Memory is a key semiconductor electronic device in many electronic appliances such as PC computer, cellular phone, digital camera, networking, telecommunications, handheld mobile terminal markets and so on. There are mainly three kinds of semiconductor memory in the market: DRAM, SRAM and flash memory. Although DRAM still dominates the market, flash memory begins to play more and more important role in the market share.
Aggressive scaling of the semiconductor memory cells and the dramatic increase in the memory array size demand high density/low cost flash memory. Recently NROM SONOS (poly-silicon-oxide-nitride-oxide-silicon) memory device (FIG. 1) has attracted a lot of attention since it offers 2 bits/cell storage, which doubles the memory density per chip and reduces the cost per bit.
In programming the NROM cell, the word line (poly gate) and the N+ bit line 2 (BL2) are biased at 9V and 5V to program Bit 2, respectively. Hot electrons are injected into a local portion of the silicon nitride charge trap layer near the bit line 2 junction. During erasure of the Bit 2, the poly gate and BL2 are biased at −5V and 5V, respectively; the band-to-band tunneling induced hot holes near the BL2 junction are injected into the local portion of the silicon nitride charge trap layer to erase the stored electrons there. A reverse reading scheme is used to read the Bit 2: the poly gate and the bit line 1 (BL1) are biased in the normal reading mode to read the Bit 2, while the bit line 2 is grounded.
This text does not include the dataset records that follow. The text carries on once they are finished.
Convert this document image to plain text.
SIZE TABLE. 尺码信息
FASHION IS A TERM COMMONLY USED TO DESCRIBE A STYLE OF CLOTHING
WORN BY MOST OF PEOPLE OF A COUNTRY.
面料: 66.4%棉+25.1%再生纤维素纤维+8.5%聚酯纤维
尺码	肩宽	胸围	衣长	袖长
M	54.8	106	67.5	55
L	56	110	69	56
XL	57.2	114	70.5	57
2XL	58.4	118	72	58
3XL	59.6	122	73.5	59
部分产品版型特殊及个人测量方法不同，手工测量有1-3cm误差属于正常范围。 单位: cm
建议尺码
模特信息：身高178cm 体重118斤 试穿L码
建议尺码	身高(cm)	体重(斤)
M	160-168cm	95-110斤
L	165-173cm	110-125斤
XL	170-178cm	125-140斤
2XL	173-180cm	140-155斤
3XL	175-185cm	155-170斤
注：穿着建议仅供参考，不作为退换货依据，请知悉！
A similar scheme is used to program/erase/read Bit 1.
In principle, the NROM memory is more scalable than the conventional floating gate flash memory. However, scaling the channel length of the NROM memory cell below 100 nm is very difficult. There are mainly two reasons: charge migration and charge injection control.
Assume in FIG. 1 that the channel length is 60 nm. After Bit 2 is programmed, the electrons are distributed over the channel region of 20 nm and the drain region of 20 nm near the bit line 2 junction. Hence the spacing between these two bits is 20 nm. Unfortunately, the electrons in Bit 2 will migrate towards the center of the channel during retention. If the electrons migrate for 20 nm, they will enter the Bit 1 charge trap location. Therefore it will be difficult to read Bit 1 from Bit 2. Very often, electrons can migrate for more than 20 nm during 10 years retention. Then, Bit 1 and Bit 2 will be mixed so finally there is only one Bit for each memory cell.
Further, since the nitride charge trap layer is continuous, it is difficult to control the electron injection location and the hole injection location during the program/erase cycle. Some electrons may not be completely erased if the hole injection location does not exactly overlap the electron injection location, which causes reliability problem. The lateral charge migration makes it worse, since some electrons already migrate to the center of the channel where there is no hole injection during the erase cycle.